Cette discussion montre néanmoins que pour réduire les incertitudes sur ses effets au maximum, la taxe doit nécessairement être faible. De ce fait, elle doit impérativement s’insérer à l’intérieur de l’écart entre le court acheteur et le cours vendeur (le spread), lequel ne dépasse jamais 10 points de base pour les grandes parités monétaires. Nous essaierons de conserver cette condition dans le restant de notre analyse.

1.5.3 Incidence sur la sphère réelle

Nous avons vu que pour Tobin [1995, 1996], une taxation sur les transactions de change permettrait d’inciter les agents à raisonner davantage par rapport aux fondamentaux de long terme et à stabiliser les taux de change. La réduction consécutive de la volatilité serait ainsi bénéfique pour l’investissement productif et la croissance. Si l’impact de la taxation des transactions de change sur la spéculation et la stabilité des cours de change est remis en cause, certains arguments des opposants à la taxe vont plus loin : elle pénaliserait la sphère réelle.

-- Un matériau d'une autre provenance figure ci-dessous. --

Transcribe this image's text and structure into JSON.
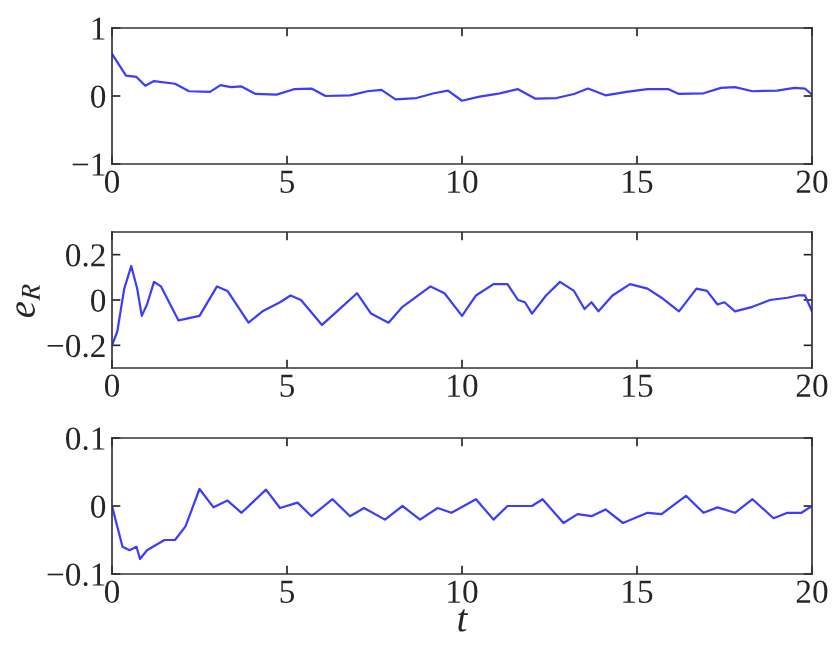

En réduisant le profit des arbitragistes et par là même des banques, la taxe se répercuterait sur l’économie réelle par plusieurs canaux. Tout d’abord, les

intermédiaires bancaires, afin de conserver une marge constante, pourraient répercuter une partie de celle-ci sur leurs donneurs d’ordre, en élargissant l’écart entre cours acheteur et cours vendeur. Cela augmenterait directement le coût d’intermédiation pour l’ensemble des professionnels du marché des changes. Cette répercussion risquerait donc d’être néfaste pour l’ensemble de ce secteur.

De façon indirecte ensuite, elle pénaliserait les investisseurs réels qui, aux bouts de la chaîne de transactions, s’en retrouveraient surfacturés. Elle augmenterait donc fortement le coût du capital et pénaliserait les investissements productifs à l’étranger, même lorsque ceux-ci ont des visées de long terme. Elle apparaitrait donc comme un frein à la diversification internationale du portefeuille (Davidson [1997], MINEFI [2000], Spahn [2002]) en pénalisant les investissements à l’étranger. Enfin, elle serait donc équivalente à un droit de douane pour les importateurs et les exportateurs de biens et services.

Ces arguments sont néanmoins remis en cause par les partisans d’une taxe de type Tobin pour qui, la faiblesse du taux, et la relation inversement proportionnelle entre la maturité et la charge de la taxe, constituent des garanties suffisantes. Tobin lui-même insistait encore sur ce point en 2001 : « l’avantage de ce dispositif est qu’il est indolore aux investissements de long terme ».